Ford Motor Co is expected to announce the departure of Chief Executive Mark Fields in a broad management shake-up, a company source said – a move that reflects growing investor unease over the company’s stock market performance and outlook.
Forbes and the New York Times reported that James Hackett, 62 and chairman of the Ford unit that works on autonomous vehicles, would take the helm. An announcement could come as early as Monday.
Ford shares are down nearly 40 percent since Fields, 56, took over three years ago, at the peak of the U.S. auto industry’s recovery. Now, U.S. auto sales are slipping, and Ford’s profit margins are trailing those of larger rival General Motors Co.

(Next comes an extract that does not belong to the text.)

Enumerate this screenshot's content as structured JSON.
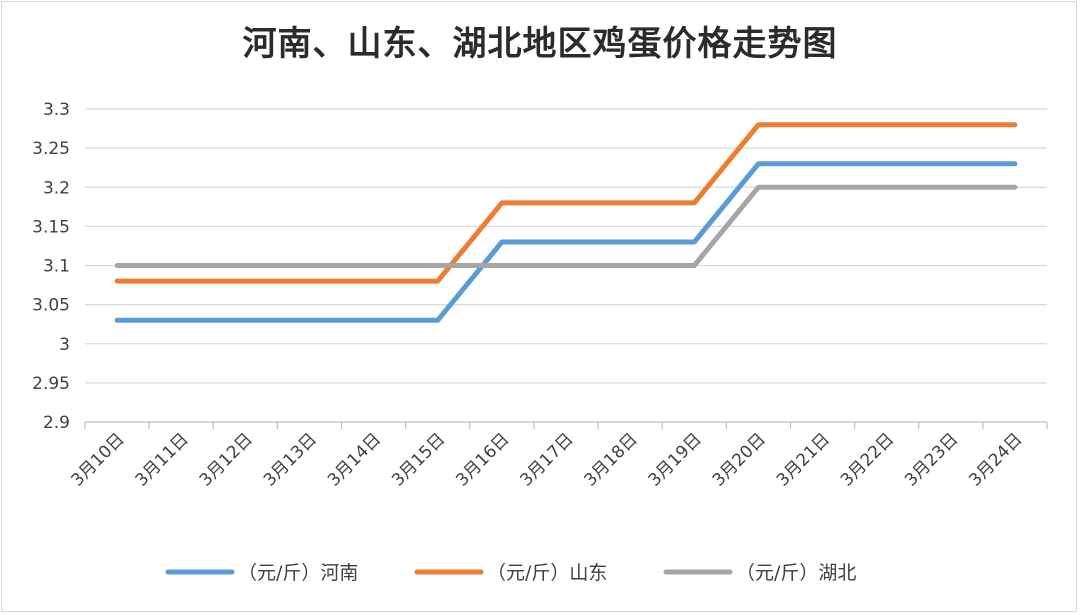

Ford’s board of directors and Chairman Bill Ford Jr. have been unhappy with the company’s performance, and sought more reassurance that investments in self-driving cars, electric vehicles and ride services would pay off. Details of further executive moves were not immediately clear. The Wall Street Journal reported on Sunday that the company was considering new assignments for some of Fields’ top lieutenants.
“We are staying focused on our plan for creating value and profitable growth,” a Ford spokesman in Europe said in response to the reports, declining to comment “on speculation or rumors”.
The turbulence at Ford comes as all three Detroit automakers are under pressure to prove they can avoid losses as the U.S.auto market, source of the bulk of their profits, is slowing down after last year’s record sales.
GM Chief Executive Mary Barra is fending off attacks from hedge fund Greenlight Capital and its leader, David Einhorn, who wants to install three new directors on the automaker’s board, and split GM’s stock into two classes. FiatChrysler Automobiles NV is fighting accusations by U.S. and California regulators that it used software to cheat on diesel emissions tests, and Chief Executive Sergio Marchionne has so far been unsuccessful in his effort to find a merger partner for the company.
Fields outlined a variety of initiatives to confront challenges from technology companies such as Alphabet Inc that want to control a future of autonomous, data intensive vehicles.
“You have to have one foot in today… but also one foot in the future,” Fields told reporters last month. “I think investors understand our strategy.”
Among Fields’ bets on technology is a plan to invest $1 billion over the next five years in tech startup Argo AI.
Ford has churned out strong profits under Fields, reporting a record $10.4 billion in pretax earnings in 2016. However, Ford dismayed investors earlier this year by forecasting lower profits for 2017 and higher costs for its investments in “emerging opportunities.”
On Friday, Silicon Valley electric car maker Tesla Inc was valued at $51 billion, more than Ford’s $43 billion. The contrast is a dramatic sign of how little confidence investors have that old-line automakers can transition to a future where software substitutes for pistons and transportation is sold by the mile or the minute.
At the same time, GM is turning up the pressure on Ford in the North American truck and sport utility business, the source of 90 percent of Ford’s profits.
GM is gearing up an “onslaught” of trucks for the North American market, the automaker’s President Dan Ammann told Reuters last week, including a new generation of the Chevrolet Silverado large pickup truck that competes with Ford’s primary profit machine, the F-series line of trucks.
Ford is moving to cut costs to offset declining U.S. sales. Last week, the automaker said it would cut 1,400 salaried jobs in North America and Asia through voluntary early retirement and other financial incentives.